Hardtails can be used on almost every trail and every street going except the really adrenaline pumping near vertical rocky descents down the side of an actual mountain. Personally I wouldn’t do that type of riding on any bike in any situation. That type or mountain biking is just straight up dangerous if you ask me.
- Full suspension bikes: The type with shock absorbers at both ends of the bike. Talking about the intricacies of full suspension systems can get really complicated really quickly, so I will keep this as simple as I can.Put basically, these days almost all full suspension mountain bikes work well; unless the bike is worth less than $700 overall. If this is the case, then just don’t bother with a full suspension setup. Trust me, just don’t. If you are limited by your budget, then buy a quality hardtail. You will be miles better off, and you will thank me for this advice.
Personally I wouldn’t worry about the where the linkage bars or pivot points on the bike are. Far more important is to consider the type of suspension your bike has. If it is an option on your bike then do go for air shocks. Air shocks tend to offer easier adjustability and are actually better suited to women riders, who in general, are lighter riders.
It’s more important that you get your suspension settings correct for you as that will make them easier to maintain and adjust in the long run.
How many gears?
In general, mountain bikes have much closer spaced gears than your standard road bike. While this will make you slower on a long road journey, you will find it easier to pedal up hills and deal with the constant start/stop of commuting. And of course if you intend to use your mountain bike on an actual mountain, you will find the climbing part easier overall.
Choosing the right brakes on a mountain bike can make the difference between riding with confidence and determination or being scared and hesitant in everything you do on your bike. You need to be able to trust your brakes, and it should be easy to pull the brake handle. Essentially when you brake, your bike should slow down and stop! If it doesn’t then something is wrong!
When it comes down to it, you have 2 choices. Either Rim brakes or Disc brakes.
Rim brakes are perfectly good brakes, but as they are on the outer edge of the wheel can be adversely affected by rain and mud; not so good if you’re actually using your mountain bike for mountain biking!
Disc brakes are much closer to the inner edge of the wheel and are more efficient and stronger. The main issue with disc brakes is, again, budgetary. Cheaper disc brakes will be heavier and less accurate.
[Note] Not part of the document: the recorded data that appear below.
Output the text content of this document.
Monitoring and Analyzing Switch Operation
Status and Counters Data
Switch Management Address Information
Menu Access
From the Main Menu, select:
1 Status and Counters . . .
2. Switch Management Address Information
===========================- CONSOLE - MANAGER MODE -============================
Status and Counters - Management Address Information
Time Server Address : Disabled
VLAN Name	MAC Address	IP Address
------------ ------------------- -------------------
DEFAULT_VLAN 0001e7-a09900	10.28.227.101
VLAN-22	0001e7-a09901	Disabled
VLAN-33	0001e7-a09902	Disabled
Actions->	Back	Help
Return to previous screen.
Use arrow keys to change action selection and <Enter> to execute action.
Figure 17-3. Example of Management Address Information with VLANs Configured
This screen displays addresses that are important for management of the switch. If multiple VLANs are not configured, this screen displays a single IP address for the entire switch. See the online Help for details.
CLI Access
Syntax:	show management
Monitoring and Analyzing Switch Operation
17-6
Back in the 20th Century, before Google existed and Kim Kardashian became famous for starring in her own sex tape, mountain bike wheels came in one size. That size was 26”. Now there are also 29” wheels, and one in between measuring 27.5”, bizarrely referred to as 650B. I don’t know why either. I’m just a writer and a mountain biker.
Basically, opinion in the biking world is split between exactly what wheel size is best and which is not. Again, it’s really personal preference, and entirely up to yourself.
It’s like I said at the start: Choosing the right mountain bike for you comes down entirely to what feels comfortable for you. My wife rides the exact same style of mountain bike I do, just with a smaller frame and a different saddle, and she gets along just fine on it.
When she began her search for the perfect mountain bike she was convinced she wanted a dedicated ladies’ mountain bike. It was only after testing several different models that she realized she didn’t need one. Her only regret is that it didn’t come in pink.